Voilà à peu près les paroles de son livre, qu’il m’envoya lui-même ; voilà ce que j’ai en dernier lieu remis dans sa mémoire, et ce que j’ai mandé à votre majesté. J’étais bien loin d’écrire et de penser qu’il eût écrit pour m’offenser. Encore une fois, sire, je vous disais qu’il avait relevé le bruit qui courait que j’étais mal auprès de vous. C’est ce que j’affirme encore, non pas assurément pour me plaindre de lui, que j’aime tendrement, mais pour faire voir à votre majesté que j’avais besoin d’une marque publique de votre bonté pour moi, si vous vouliez que je parusse dans votre cour.

 

Voilà bien des paroles. Mais il faut s’entendre, et ne rien laisser en arrière à ceux à qui on veut plaire, dût-on les fatiguer.

 

Vous avez bien raison, sire, de me dire que je suis fait pour être volé ; car on m’a volé Sémiramis, et cette petite comédie de Nanine dont on avait parlé à votre majesté. On les a imprimées de toute manière à mes dépens, pleines de fautes absurdes, et de sottises beaucoup plus fortes que celles dont je suis capable. Je compte, dans quatre ou cinq jours, envoyer à votre majesté les véritables éditions que je fais faire.

 

Je vais aussi faire transcrire Catilina, ou plutôt Rome sauvée ; car ce monstre de Catilina ne mérite pas d’être le héros d’une tragédie ; mais Cicéron mérite de l’être.

 

Voici, en attendant, la réponse à votre objection grammaticale (6).

 

J’attends de votre plume d’autres présents, et je me flatte que la cargaison que vous recevrez de moi incessamment m’en attirera une de votre part.

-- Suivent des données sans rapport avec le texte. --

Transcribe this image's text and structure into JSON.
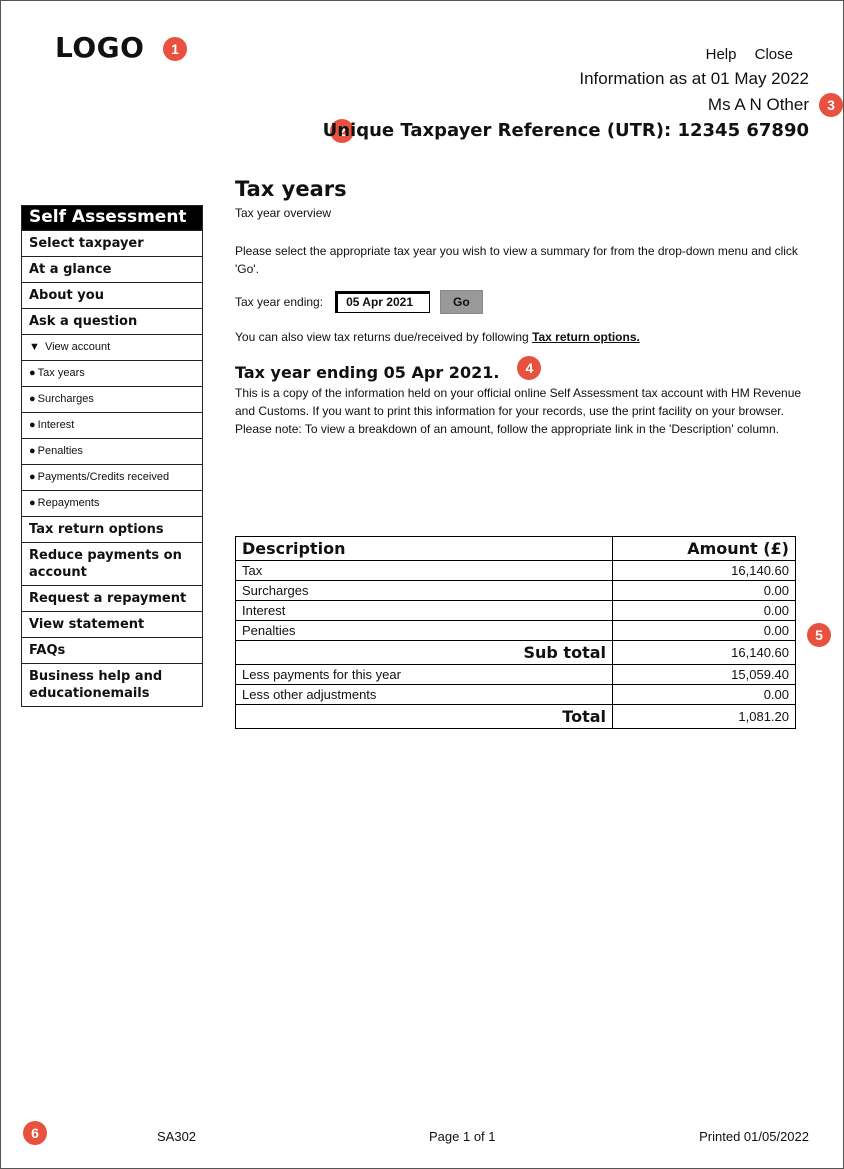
{
  "logo": "LOGO",
  "markers": [
    "1",
    "2",
    "3",
    "4",
    "5",
    "6"
  ],
  "top_links": {
    "help": "Help",
    "close": "Close"
  },
  "info_date": "Information as at 01 May 2022",
  "person_name": "Ms A N Other",
  "utr": "Unique Taxpayer Reference (UTR): 12345 67890",
  "sidebar": {
    "header": "Self Assessment",
    "items": [
      {
        "label": "Select taxpayer",
        "type": "main"
      },
      {
        "label": "At a glance",
        "type": "main"
      },
      {
        "label": "About you",
        "type": "main"
      },
      {
        "label": "Ask a question",
        "type": "main"
      },
      {
        "label": "View account",
        "type": "expand"
      },
      {
        "label": "Tax years",
        "type": "sub"
      },
      {
        "label": "Surcharges",
        "type": "sub"
      },
      {
        "label": "Interest",
        "type": "sub"
      },
      {
        "label": "Penalties",
        "type": "sub"
      },
      {
        "label": "Payments/Credits received",
        "type": "sub"
      },
      {
        "label": "Repayments",
        "type": "sub"
      },
      {
        "label": "Tax return options",
        "type": "main"
      },
      {
        "label": "Reduce payments on account",
        "type": "main"
      },
      {
        "label": "Request a repayment",
        "type": "main"
      },
      {
        "label": "View statement",
        "type": "main"
      },
      {
        "label": "FAQs",
        "type": "main"
      },
      {
        "label": "Business help and educationemails",
        "type": "main"
      }
    ]
  },
  "main": {
    "title": "Tax years",
    "subtitle": "Tax year overview",
    "instructions": "Please select the appropriate tax year you wish to view a summary for from the drop-down menu and click 'Go'.",
    "tax_year_label": "Tax year ending:",
    "selected_year": "05 Apr 2021",
    "go_label": "Go",
    "returns_text": "You can also view tax returns due/received by following ",
    "returns_link": "Tax return options.",
    "section_title": "Tax year ending 05 Apr 2021.",
    "copy_text": "This is a copy of the information held on your official online Self Assessment tax account with HM Revenue and Customs. If you want to print this information for your records, use the print facility on your browser.",
    "note_text": "Please note: To view a breakdown of an amount, follow the appropriate link in the 'Description' column."
  },
  "table": {
    "headers": {
      "description": "Description",
      "amount": "Amount (£)"
    },
    "rows": [
      {
        "description": "Tax",
        "amount": "16,140.60"
      },
      {
        "description": "Surcharges",
        "amount": "0.00"
      },
      {
        "description": "Interest",
        "amount": "0.00"
      },
      {
        "description": "Penalties",
        "amount": "0.00"
      },
      {
        "description": "Sub total",
        "amount": "16,140.60"
      },
      {
        "description": "Less payments for this year",
        "amount": "15,059.40"
      },
      {
        "description": "Less other adjustments",
        "amount": "0.00"
      },
      {
        "description": "Total",
        "amount": "1,081.20"
      }
    ]
  },
  "footer": {
    "form_code": "SA302",
    "page": "Page 1 of 1",
    "printed": "Printed 01/05/2022"
  },
  "colors": {
    "marker": "#e8513e",
    "sidebar_header_bg": "#000000",
    "go_button_bg": "#999999"
  }
}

J’aurai l’honneur de faire ce petit commerce cet hiver ; et je crois, sire, sauf respect, que vous et moi nous sommes dans l’Europe les deux seuls négociants de cette espèce. Je viendrai ensuite revoir nos comptes, disserter, parler grammaire et poésie ; je vous apporterai la grammaire raisonnée de madame du Châtelet, et ce que je pourrai rassembler de son Virgile ; en un mot, je viendrai mes poches pleines, et je trouverai vos portefeuilles bien garnis. Je me fais de ces moments-là une idée délicieuse, mais c’est à la condition expresse que vous daignerez m’aimer un peu, car sans cela je meurs à Paris.

 

 

 

1 – On n’a pas cette lettre. (G.A.)

 

2 – De ces deux autres, on n’en a qu’une. (G.A.)

 

3 – Envoyé de Prusse en France. (G.A.)

 

4 – L’obligation de mourir en catholique. (G.A.)

 

5 – Rue Traversière-Saint-Honoré. Il s’y installa avec madame Denis, devenue veuve. (G.A.)

 

6 – Le roi de Prusse, dans sa lettre du 4 Septembre 1749, avait critiqué ce vers dans Rome sauvée,

 

Tyran par la parole, il faut finir ton règne,

 

comme étant construit d’une manière équivoque. Voltaire consulta l’abbé d’Olivet par un billet, au bas duquel il le pria d’écrire sa réponse, et qu’il envoya au roi. Le voici d’après l’original :

 

A M. l’abbé d’Olivet.

 

Ne crois pas m’échapper, consul que je dédaigne ;

Tyran par la parole, il faut finir ton règne.

 

« Mon cher maître, ce tyran par la parole est-il ou une hardiesse heureuse ou une témérité condamnable ? Mettez, s’il vous plaît, votre avis au bas de ce billet. V. »

 

 

Réponse de l’abbé d’Olivet.

 

 

« Je ne vois rien là qui ne soit très grammatical. Je vous rends les papiers que vous m’avez confiés, et qui sûrement ne sont pas sortis de mes mains. »

 

Au reste ces deux vers ne se trouvent plus dans Rome sauvée. Ils faisaient partie d’un monologue de Catilina qui n’a pas été conservé. (K.)